『地底大陸』(蘭郁二郎)

地底大陸 (レトロ図書館)

地底大陸 (レトロ図書館)

夭折の天才作家蘭郁二郎のジュヴナイルSF『地底大陸』*1が、河出書房新社から復刊。
女性と見まごうような美少年雪彦は、大科学者寺田博士の助手として大陸探検隊に同行し、蒙古の奥地を探険していました。鉱脈を探していた一行は、思いがけず広大な地下国に迷いこみます。ところが、R国の秘密結社ゲーウー団の男装の少女指揮官アスリーナも潜入していて、地下国で騒動を引き起こします。
超科学力を持つユートピア探訪物語として魅力的です。地下国は人工太陽や人工雨で気象をコントロールしていて、空気鉄道や電磁鉄道といった交通網も発達、人造人間までいるという夢のような世界でした。
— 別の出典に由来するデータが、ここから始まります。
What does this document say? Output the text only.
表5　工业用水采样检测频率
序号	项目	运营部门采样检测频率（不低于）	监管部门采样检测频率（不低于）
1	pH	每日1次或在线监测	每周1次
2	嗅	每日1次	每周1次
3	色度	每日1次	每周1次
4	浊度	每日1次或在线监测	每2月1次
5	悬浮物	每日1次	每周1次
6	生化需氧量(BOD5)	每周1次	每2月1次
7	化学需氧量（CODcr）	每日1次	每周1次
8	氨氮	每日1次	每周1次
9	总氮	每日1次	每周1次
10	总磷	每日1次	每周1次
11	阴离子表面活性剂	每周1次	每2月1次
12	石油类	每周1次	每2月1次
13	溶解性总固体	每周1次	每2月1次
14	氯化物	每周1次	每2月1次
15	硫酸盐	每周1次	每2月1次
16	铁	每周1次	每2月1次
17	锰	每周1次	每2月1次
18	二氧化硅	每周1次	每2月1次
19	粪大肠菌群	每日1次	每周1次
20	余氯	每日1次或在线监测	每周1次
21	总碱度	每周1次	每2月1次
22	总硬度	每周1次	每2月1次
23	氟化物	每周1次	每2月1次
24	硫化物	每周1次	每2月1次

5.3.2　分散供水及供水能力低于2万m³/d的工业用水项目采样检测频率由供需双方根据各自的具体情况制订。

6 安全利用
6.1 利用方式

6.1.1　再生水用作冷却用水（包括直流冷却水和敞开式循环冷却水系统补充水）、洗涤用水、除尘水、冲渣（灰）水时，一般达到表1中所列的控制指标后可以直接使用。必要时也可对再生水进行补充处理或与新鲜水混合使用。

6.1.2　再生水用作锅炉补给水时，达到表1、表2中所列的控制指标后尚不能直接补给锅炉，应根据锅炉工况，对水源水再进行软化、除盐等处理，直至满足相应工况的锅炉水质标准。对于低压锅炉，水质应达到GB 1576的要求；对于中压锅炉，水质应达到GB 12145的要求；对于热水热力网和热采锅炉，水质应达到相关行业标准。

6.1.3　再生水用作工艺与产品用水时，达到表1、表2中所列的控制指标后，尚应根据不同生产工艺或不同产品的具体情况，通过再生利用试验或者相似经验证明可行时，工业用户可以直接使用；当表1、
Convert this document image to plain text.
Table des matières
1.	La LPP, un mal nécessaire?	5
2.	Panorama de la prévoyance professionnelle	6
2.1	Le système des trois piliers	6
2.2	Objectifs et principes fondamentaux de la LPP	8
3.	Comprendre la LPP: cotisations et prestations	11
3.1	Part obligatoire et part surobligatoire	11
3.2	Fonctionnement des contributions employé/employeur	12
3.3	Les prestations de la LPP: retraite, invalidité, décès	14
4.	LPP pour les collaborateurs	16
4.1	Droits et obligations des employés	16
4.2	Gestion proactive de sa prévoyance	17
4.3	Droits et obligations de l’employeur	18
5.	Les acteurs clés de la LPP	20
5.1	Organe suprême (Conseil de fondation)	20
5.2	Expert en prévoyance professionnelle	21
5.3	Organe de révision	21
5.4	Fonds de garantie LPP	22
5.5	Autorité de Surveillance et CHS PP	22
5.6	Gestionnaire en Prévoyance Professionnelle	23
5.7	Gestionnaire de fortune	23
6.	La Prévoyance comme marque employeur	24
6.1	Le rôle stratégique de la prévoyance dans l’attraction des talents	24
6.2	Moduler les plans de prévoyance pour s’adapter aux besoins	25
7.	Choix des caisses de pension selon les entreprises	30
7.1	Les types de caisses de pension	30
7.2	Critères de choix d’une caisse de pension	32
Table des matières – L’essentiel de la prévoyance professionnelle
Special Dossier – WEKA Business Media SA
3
いま読んでもこれだけわくわくするのに、当時の少年少女たちはどれほど胸を躍らせたことでしょう。
地下国がインカ帝国の末裔で、インカが侵略されたとき偶然流れ着いた日本の武士に助けられたので日本人の血も流れているというような大日本帝国万歳要素は、時局を反映しています。となると、地下国は日本の探検隊にとっては仲間ですが、R国のアスリーナにとっては敵国になります。こうなるとむしろ、少数精鋭の部下とともに超科学力を持つ敵国でその技術を乗っ取って祖国に貢献しようとするアスリーナの冒険心と愛国心が輝いてきます。人間タンクを皮切りに地底の超兵器を我がものにして暴れ回るアスリーナの勇ましいこと。この作品、すごくおもしろいんだけど、敵側の魅力に主人公側が釣り合っていないのがちょっとした瑕疵になっています。